Abstract

This research illustrates a complex, observational, longitudinal, comparative and noninterventional biometric study on the evaluation, in dynamics, of stature-weight development, in children with Down syndrome (DS), compared to children with varying degrees of mental retardation (MR), by repeatedly determining their height and weight, as well as by correlating these two parameters, in order to highlight the harmonious or disharmonious aspect of their stature-weight development. For this purpose, from patients’ medical files, we extracted the data regarding the periodic, annual, height and weight determinations of 50 preschoolers and schoolchildren, institutionalized in two Special Schools in Bucharest, which we compared with the standard tables used for Romanian population. The results showed that all children with DS show a disharmonious stature-weight development, with excess weight, as a consequence of both chromosomal trisomy and associated congenital malformations, especially heart malformations.
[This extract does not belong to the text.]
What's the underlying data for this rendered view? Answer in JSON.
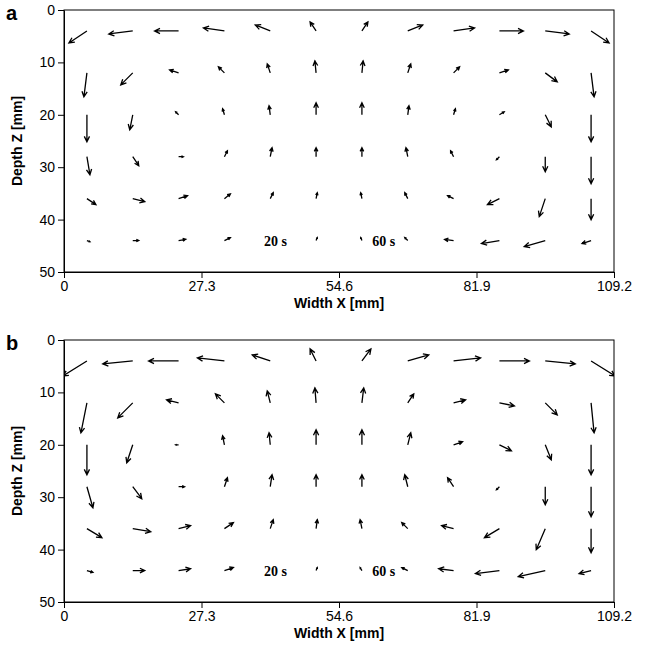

In children with MR, the results showed a great phenotypic variability in terms of their stature-weight development. Thus, there were several cases in which the stature-weight development was harmonious, but, in the vast majority of cases, the results showed the presence of harmonious stature-weight development periods, which alternate with disharmonious stature-weight development periods, with weight surplus or weight deficit, alternation, which can be explained both by the involvement of genetic factors, and especially by the involvement of environmental, exogenous or endogenous factors.